IDC: Wearables Shipments Jump Almost 22% YoY in Third Quarter

New wearable products from companies including Fitbit, Garmin and Huawei led to global wearables shipments of 32 million units during the third quarter of 2018. That represents a jump of 21.7% over the year-ago quarter, according to IDC.

The category still is evolving, according to the firm’s Worldwide Quarterly Wearable Device Tracker. “Many of the new basic wearables include features like notifications or simple app integrations that bleed into smartwatch territory,” said Jitesh Ubrani, the senior research analyst for IDC Mobile Device Trackers in a press release. “This has helped satiate consumer demand for more capable devices while also maintaining average selling prices in a market that faces plenty of downward pressure from low-cost vendors and declining smartwatch pricing. However, this resurgence of basic wearables should be watched closely as these wearables have historically been popular due to their low-price points and simplified set of features. As more features get added and as the price differential between basic trackers and smartwatches narrows, brands could potentially move consumers upstream to smartwatches.”

Wearables Shipments

The growth is not consistent. IDC found that the Asia-Pacific market, excluding Japan, accounted for half of all shipments and grew 21.4% year-over-year. The United States had very different results, with a decline of 0.4%. 

Another sign that the market is still developing is inconsistent results worldwide. “The wearables market benefits from geographic differences,” Ramon Llamas, the Research Director for IDC’s Wearables team, said in the press release. “China – the largest market for wearables and more than double the size of the U.S. market – has grown thanks to strong device development and experimentation, low-cost products, and strong demand for basic devices to draw in new users. Meanwhile, the U.S. market – while slowing down – presents an opportunity for vendors to offer more featured and higher-priced devices to current users and possibly to recapture old ones. In between the two markets are many other countries in various states of development, and this allows vendors to take different approaches to meet demand. Combine these geographic differences with the new product announcements and releases, and the stage is set for a strong holiday quarter.”

A sign that some order is coming to the sector is the fact that the “other” category beyond the top five brands declined by almost 10%. It was 52.7% at the end of the third quarter of 2017 and 43% at close of the third quarter this year.

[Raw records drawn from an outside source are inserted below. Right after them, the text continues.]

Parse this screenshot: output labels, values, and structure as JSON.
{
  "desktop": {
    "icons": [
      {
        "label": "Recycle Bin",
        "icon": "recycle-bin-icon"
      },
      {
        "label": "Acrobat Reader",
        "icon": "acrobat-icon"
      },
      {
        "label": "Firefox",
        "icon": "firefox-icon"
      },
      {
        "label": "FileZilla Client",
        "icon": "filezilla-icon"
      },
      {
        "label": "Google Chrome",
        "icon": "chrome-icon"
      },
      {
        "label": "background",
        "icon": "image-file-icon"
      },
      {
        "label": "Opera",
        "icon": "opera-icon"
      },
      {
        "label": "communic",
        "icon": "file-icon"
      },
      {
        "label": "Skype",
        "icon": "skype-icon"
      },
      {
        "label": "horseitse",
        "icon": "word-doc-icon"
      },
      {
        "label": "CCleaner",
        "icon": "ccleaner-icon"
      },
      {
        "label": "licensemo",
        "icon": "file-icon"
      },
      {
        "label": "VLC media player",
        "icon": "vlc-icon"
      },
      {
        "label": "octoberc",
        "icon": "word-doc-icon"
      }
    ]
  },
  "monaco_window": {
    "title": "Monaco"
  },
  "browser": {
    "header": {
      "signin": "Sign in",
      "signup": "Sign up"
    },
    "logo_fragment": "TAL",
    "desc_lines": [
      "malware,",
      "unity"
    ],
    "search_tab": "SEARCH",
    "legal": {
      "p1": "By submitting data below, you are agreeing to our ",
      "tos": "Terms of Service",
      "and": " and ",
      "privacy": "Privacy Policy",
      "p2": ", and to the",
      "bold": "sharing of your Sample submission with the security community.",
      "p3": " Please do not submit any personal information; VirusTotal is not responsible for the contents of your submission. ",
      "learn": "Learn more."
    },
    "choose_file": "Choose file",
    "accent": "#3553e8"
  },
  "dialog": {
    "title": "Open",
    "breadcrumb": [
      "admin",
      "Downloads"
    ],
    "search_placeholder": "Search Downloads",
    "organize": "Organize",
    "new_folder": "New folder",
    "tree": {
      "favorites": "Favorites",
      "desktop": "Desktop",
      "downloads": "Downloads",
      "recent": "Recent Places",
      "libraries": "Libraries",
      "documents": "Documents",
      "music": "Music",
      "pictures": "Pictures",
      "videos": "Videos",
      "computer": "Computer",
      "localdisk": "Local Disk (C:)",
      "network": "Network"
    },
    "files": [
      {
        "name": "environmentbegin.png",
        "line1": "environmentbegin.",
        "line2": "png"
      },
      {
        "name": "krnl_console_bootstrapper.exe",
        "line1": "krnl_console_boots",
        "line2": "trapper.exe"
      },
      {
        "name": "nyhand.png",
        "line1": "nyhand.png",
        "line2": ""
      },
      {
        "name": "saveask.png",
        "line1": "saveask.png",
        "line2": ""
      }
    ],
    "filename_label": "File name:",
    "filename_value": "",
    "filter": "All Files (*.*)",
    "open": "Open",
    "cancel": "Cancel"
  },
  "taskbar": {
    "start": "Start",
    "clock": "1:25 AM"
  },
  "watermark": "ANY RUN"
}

The analysts said that Apple and Fitbit, the two largest brands, are digging deeper into the healthcare market. The rationale is that the greater regulation and scrutiny of this sector will make it the one that “staves off value brands” over time.

The top five wearable companies in the third quarter, according to IDC, were Xiaomi (90.9% year-over-year growth), Apple (54% YoY growth), Fitbit (3.1% YoY decline), Huawei (20.3% YoY growth) and Samsung (20.3% YoY growth).